Like all politicians, Eagle displays selective memory syndrome. She’s forgotten that when her party was in power for 13 years it did nothing to stop wild animals being abused and exploited for profit in circuses. In fact it did even worse than that because during the period from 1997-2010, many local authority bans on all performing animals were overturned.
One of the great success of the upsurge in grassroots animal rights activism in the eighties was that councils – usually left wing ones – prohibited circuses with animals from their land, as did the co-operative society. From the late nineties onwards those bans began to be rescinded as circuses like Zippos, which use “domesticated” animals such as horses and dogs, lobbied councillors on the basis they were not guilty of cruelty and were somehow educational.
Despite saying it would “aim for the highest standards of care for animals in circuses” in its New Labour New Life for Animals pamphlet before the 1997 election, Labour did nothing when in power for animals forced to endure the misery and humiliation of performing under the big top. Instead of a ban or even bringing circuses into line with zoos by applying the provisions of the Zoo Licensing Act (which it had promised to do), it kicked the issue into the long grass by prevaricating for years before employing the usual time waster so beloved of politicians – setting up a committee, namely the Circus Working Group.
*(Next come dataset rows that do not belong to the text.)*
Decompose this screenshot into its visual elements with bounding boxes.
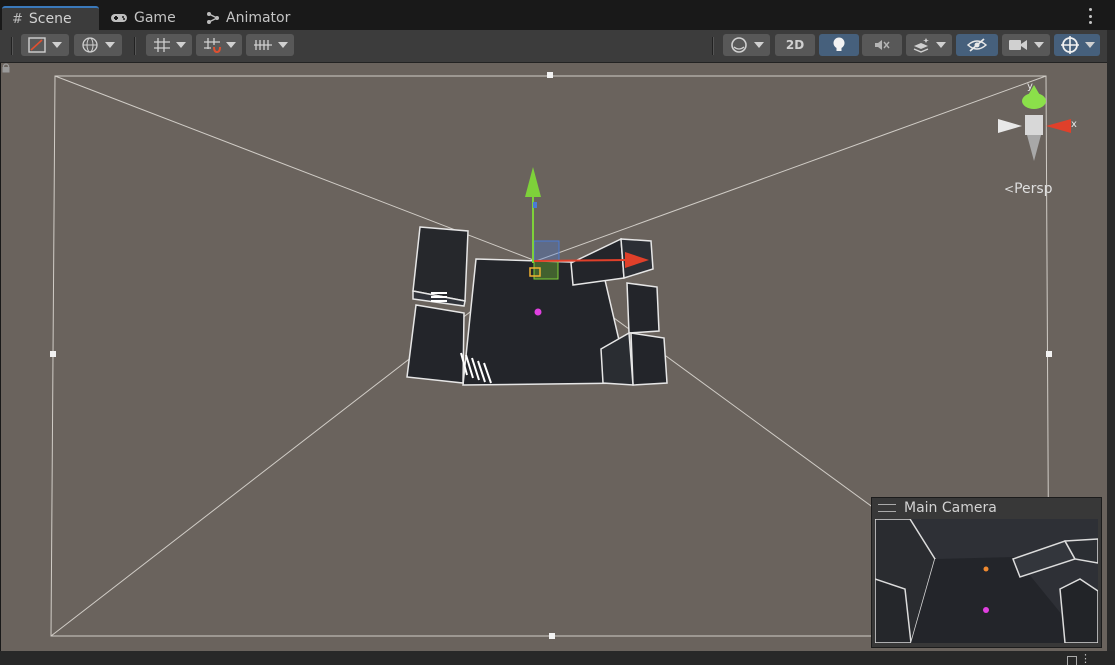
animator-icon [207,12,219,24]
gizmo-axis-x-label: x [1071,119,1077,130]
gizmos-dropdown[interactable] [1054,34,1100,56]
tab-animator[interactable]: Animator [196,6,300,30]
toolbar-grip [11,37,13,55]
more-options-icon[interactable] [1089,8,1093,24]
camera-mode-dropdown[interactable] [723,34,770,56]
globe-icon [82,37,98,53]
chevron-down-icon [277,42,288,48]
tab-game-label: Game [134,10,176,26]
projection-text: Persp [1014,181,1053,197]
camera-preview-window[interactable]: Main Camera [871,497,1102,648]
layers-icon [913,38,929,53]
tab-animator-label: Animator [226,10,291,26]
lock-icon[interactable] [1067,656,1077,665]
camera-preview-render [875,519,1098,643]
camera-preview-image [875,519,1098,643]
mute-icon [875,40,890,50]
projection-label[interactable]: <Persp [1004,181,1053,197]
scene-camera-dropdown[interactable] [1002,34,1050,56]
orientation-gizmo [998,85,1071,161]
effects-dropdown[interactable] [906,34,952,56]
chevron-down-icon [1034,42,1044,48]
right-edge-strip [1107,30,1115,651]
scene-visibility-button[interactable] [956,34,998,56]
scene-toolbar: 2D [0,30,1107,63]
grid-visibility-dropdown[interactable] [146,34,192,56]
sphere-icon [730,37,747,53]
perspective-icon: < [1004,182,1015,196]
lighting-toggle-button[interactable] [819,34,859,56]
gizmo-axis-y-label: y [1027,81,1033,92]
toolbar-separator [712,37,714,55]
chevron-down-icon [225,42,236,48]
chevron-down-icon [105,42,115,48]
tab-game[interactable]: Game [100,6,186,30]
lock-icon[interactable] [1,63,11,73]
chevron-down-icon [1084,42,1095,48]
lightbulb-icon [833,37,845,51]
more-options-icon[interactable]: ⋮ [1080,653,1091,664]
camera-preview-title: Main Camera [904,500,997,516]
eye-hidden-icon [966,38,988,52]
grid-snapping-dropdown[interactable] [196,34,242,56]
chevron-down-icon [935,42,946,48]
camera-preview-header[interactable]: Main Camera [872,498,1107,518]
tab-scene[interactable]: # Scene [2,6,99,30]
audio-toggle-button[interactable] [862,34,902,56]
chevron-down-icon [753,42,764,48]
gizmo-icon [1060,36,1079,54]
video-camera-icon [1009,40,1027,50]
render-settings-dropdown[interactable] [74,34,122,56]
drag-handle-icon[interactable] [878,504,896,512]
ruler-snap-icon [253,40,272,50]
bottom-panel-strip: ⋮ [0,651,1115,665]
grid-icon: # [12,11,23,27]
grid-snap-icon [203,38,221,53]
draw-mode-dropdown[interactable] [21,34,69,56]
toolbar-separator [134,37,136,55]
window-tab-bar: # Scene Game Animator [0,0,1115,30]
grid-toggle-icon [153,38,170,52]
shading-mode-icon [28,37,46,53]
2d-toggle-button[interactable]: 2D [775,34,815,56]
pickup-marker [534,308,542,316]
tab-scene-label: Scene [28,11,72,27]
increment-snapping-dropdown[interactable] [246,34,294,56]
chevron-down-icon [52,42,62,48]
chevron-down-icon [175,42,186,48]
gamepad-icon [111,14,127,22]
This reported in 2007 that “”There appears to be little evidence to demonstrate that the welfare of animals kept in travelling circuses is any better or worse than that of animals kept in other captive environments.” In other words it wasn’t wrong to abuse animals in circuses if they were being abused elsewhere.
Sadly so-called animal rights campaigners like Jan Creamer of Animal Defenders International were naïve enough to join the CWG, thus giving it a veneer of respectability as an animal protection body, but even she was forced to concede it was “an utter waste of time and effort”. By contrast those who defended performing animals described the report as “the first day of what could be a very positive future for the circus industry.”
The Environment Secretary Hilary Benn claimed the government would “consider the report’s findings carefully” but nothing more was done while Labour was in power. Despite having 13 years in which to stop the abuse of animals in circuses – and even after the shocking expose of Mary Chipperfield and her husband Roger for animal cruelty offences in 1999 – they did nothing.
As the next election is on the horizon, Labour once again wants to con us into believing it cares about animals. They had their chance last time and blew it. Surely we won’t be fooled again?
Who on earth can we vote for to save animals? It is all very depressing.